Arguably, the proposals put the onus back onto investors to express an opinion on something they’re unlikely to know much about.
Arguably, the proposals put the onus back onto investors to express an opinion on something they’re unlikely to know much about. This is especially problematic because MiFID II’s suitability test was intended to safeguard retail investors against overly risky or complex products.
Owen Lysak, financial regulatory partner at legal practice Simpson Thacher & Bartlett in London, is seeing a greater focus on what exactly fund managers say to investors about ESG issues. This is in relation to both main fund documents and bespoke reporting arrangements.
“People want to make sure there’s nothing that could come across as misleading, or cutting across an investor’s expectations or ESG requirements,” he adds. “In a way, the MiFID change doesn’t massively move the dial on that concern from a fund manager’s perspective. But it’s clearly another marker of the mis-selling risk surrounding the ESG credentials of managers at the moment.”
The not-so-single market?
“If a distributor isn’t willing to sell a fund because it doesn’t match their ESG classifications, [that creates] a very strong fragmentation risk,” says the anonymous national regulator. “That would make cross-border fund distribution impossible.”
The official says their watchdog would not rule out providing guidance if the European Commission were not forthcoming with its own. This is typically how fragmentation issues arise.
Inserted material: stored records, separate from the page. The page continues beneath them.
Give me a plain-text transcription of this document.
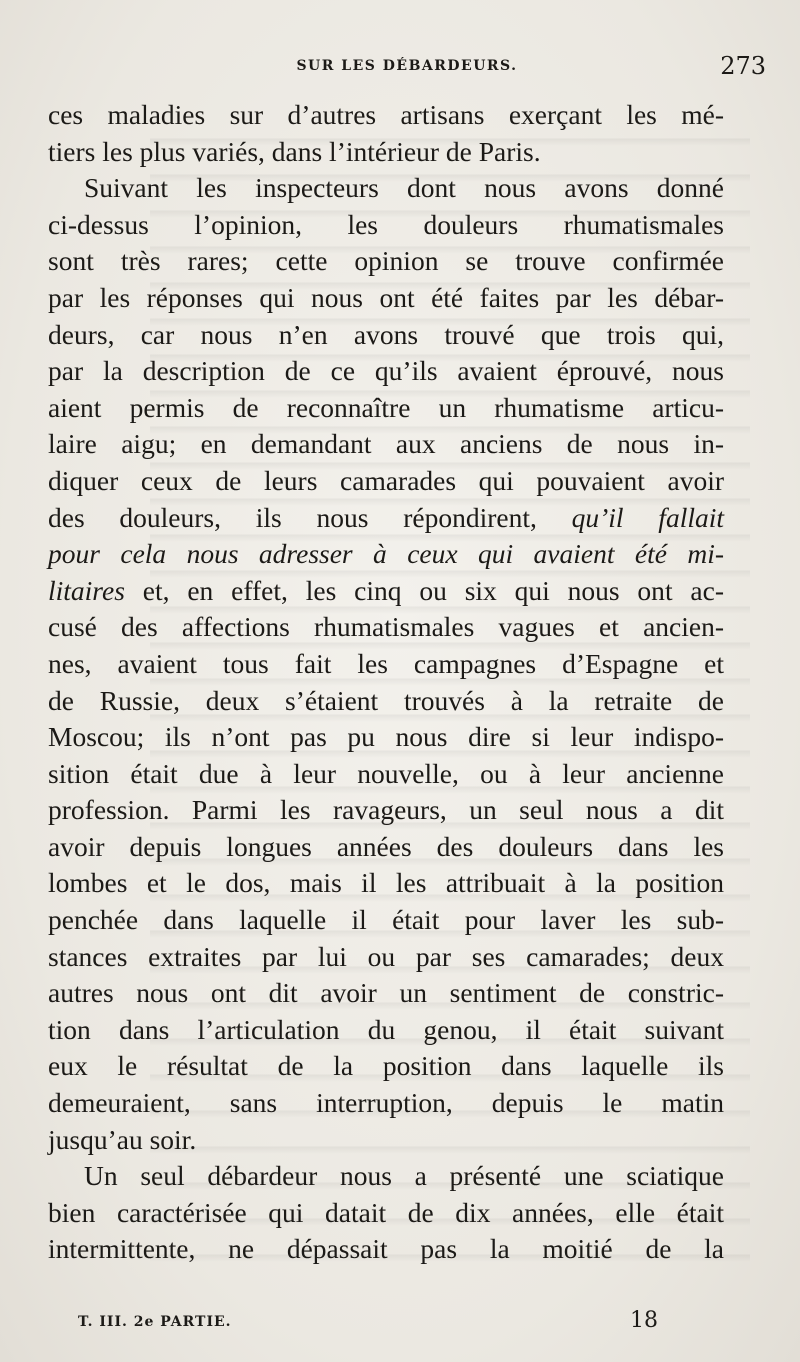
SUR LES DÉBARDEURS.	273
ces maladies sur d’autres artisans exerçant les mé-
tiers les plus variés, dans l’intérieur de Paris.
Suivant les inspecteurs dont nous avons donné
ci-dessus l’opinion, les douleurs rhumatismales
sont très rares; cette opinion se trouve confirmée
par les réponses qui nous ont été faites par les débar-
deurs, car nous n’en avons trouvé que trois qui,
par la description de ce qu’ils avaient éprouvé, nous
aient permis de reconnaître un rhumatisme articu-
laire aigu; en demandant aux anciens de nous in-
diquer ceux de leurs camarades qui pouvaient avoir
des douleurs, ils nous répondirent, qu’il fallait
pour cela nous adresser à ceux qui avaient été mi-
litaires et, en effet, les cinq ou six qui nous ont ac-
cusé des affections rhumatismales vagues et ancien-
nes, avaient tous fait les campagnes d’Espagne et
de Russie, deux s’étaient trouvés à la retraite de
Moscou; ils n’ont pas pu nous dire si leur indispo-
sition était due à leur nouvelle, ou à leur ancienne
profession. Parmi les ravageurs, un seul nous a dit
avoir depuis longues années des douleurs dans les
lombes et le dos, mais il les attribuait à la position
penchée dans laquelle il était pour laver les sub-
stances extraites par lui ou par ses camarades; deux
autres nous ont dit avoir un sentiment de constric-
tion dans l’articulation du genou, il était suivant
eux le résultat de la position dans laquelle ils
demeuraient, sans interruption, depuis le matin
jusqu’au soir.
Un seul débardeur nous a présenté une sciatique
bien caractérisée qui datait de dix années, elle était
intermittente, ne dépassait pas la moitié de la
T. III. 2e PARTIE.	18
If the Spanish regulator, for instance, were to tell asset managers to classify their funds one way, but Luxembourg took a different approach, that would introduce a new regulatory risk and would likely prevent advisers from selling funds with different ESG classifications.
This matters because more than half of all European funds are domiciled in Ireland or Luxembourg to benefit from preferential tax treatment (see chart below). The EU has the highest concentration of cross-border funds in the world, with at least 3,000 registered as of December, according to PwC.
The issue is particularly acute for UK-based financial advisers. While the latter group is still subject to MiFID II under the Brexit withdrawal agreement, the ESG suitability update was not onshored, and they are now regulated independently of the EU. Consequently, there is speculation that the UK’s Financial Conduct Authority (FCA) will introduce a similar, but more principles-based, requirement. An FCA spokesperson declined to comment.
The MiFID II proposals are ultimately adding to the mass of regulatory uncertainty surrounding ESG-related investment products.
The eventual fate of the sustainable finance taxonomy, which has been highly politicised, remains uncertain. There have also been considerable delays to the EC’s revised sustainable finance strategy, which is expected in July. All this reflects the nascent nature of this market and the lack of widely agreed standards.
Yet the commission will need to provide some form of clarity soon or it risks damaging confidence – and thus slowing investment – in ESG products.